These days it's being used by the world's top designers - or so the wool industry tells us. This month in Sydney, wool pieces from the likes of Burberry, Vivienne Westwood and the late Alexander McQueen will go on display as part of a "Wool Modern" display. Meanwhile, Prince Charles has got in on the act, hosting a Campaign for Wool tea at his home at Highgrove to convince folk that wool carpet really is the only type worth having.
The next step in the global wool PR offensive will no doubt be to find a celebrity who loves wearing wool and shouting about it. There's just the one we know about at the moment: according to the Go San Angelo Standard Times of Texas, Masters Golf champion Bubba Watson "relied on [US wool sock maker] Kentwool's proprietary, fatigue-reducing blend of air-infused merino wool to overcome a three-stroke deficit in the final eight holes of regulation and beat Louis Oosthuizen on the second playoff hole". No, it's not quite up there with persuading Lady Gaga to flaunt a pair of woolly knickers, but it's a start.
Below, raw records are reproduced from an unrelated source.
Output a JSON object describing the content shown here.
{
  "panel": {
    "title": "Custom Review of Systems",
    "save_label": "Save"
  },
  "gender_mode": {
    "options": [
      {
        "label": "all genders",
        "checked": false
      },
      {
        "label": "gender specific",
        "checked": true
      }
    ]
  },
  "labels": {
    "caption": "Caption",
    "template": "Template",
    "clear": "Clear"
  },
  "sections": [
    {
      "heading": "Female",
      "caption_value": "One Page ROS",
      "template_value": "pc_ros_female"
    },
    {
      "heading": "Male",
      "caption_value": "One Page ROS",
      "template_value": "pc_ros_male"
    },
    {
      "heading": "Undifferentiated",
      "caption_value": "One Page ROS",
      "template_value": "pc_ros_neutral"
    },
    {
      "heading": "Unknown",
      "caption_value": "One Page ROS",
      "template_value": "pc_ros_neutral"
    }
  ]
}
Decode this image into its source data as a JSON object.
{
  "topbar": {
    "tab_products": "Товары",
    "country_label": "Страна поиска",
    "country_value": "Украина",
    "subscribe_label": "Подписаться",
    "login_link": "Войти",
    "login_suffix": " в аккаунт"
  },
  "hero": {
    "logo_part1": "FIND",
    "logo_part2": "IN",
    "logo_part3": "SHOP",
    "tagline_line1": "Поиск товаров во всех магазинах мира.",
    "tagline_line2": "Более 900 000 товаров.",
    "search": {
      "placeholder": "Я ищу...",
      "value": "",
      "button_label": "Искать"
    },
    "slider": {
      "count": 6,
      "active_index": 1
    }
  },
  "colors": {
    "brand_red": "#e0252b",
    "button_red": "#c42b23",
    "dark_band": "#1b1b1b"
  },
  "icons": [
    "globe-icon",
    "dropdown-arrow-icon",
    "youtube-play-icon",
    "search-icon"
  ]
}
In the same vein, it would be great if the All Blacks took to the field in aerodynamic wool-blend underwear, primarily because it would further reinforce wool's image as a prestige item, which is just what the current PR spin is all about. More than that, it would not only result in more of our wool going to China for processing, but more Chinese consumers buying luxury wool items, which is what the local industry is being urged to aim for.
The only worry is that if it's all too successful, and the Chinese start putting in bids for a few high-country sheep stations to secure their wool supply, patriots like Winston Peters, Sir Michael Fay and his assorted PR flunkies will feel duty-bound to pull on their Swanndris and man the barricades once again.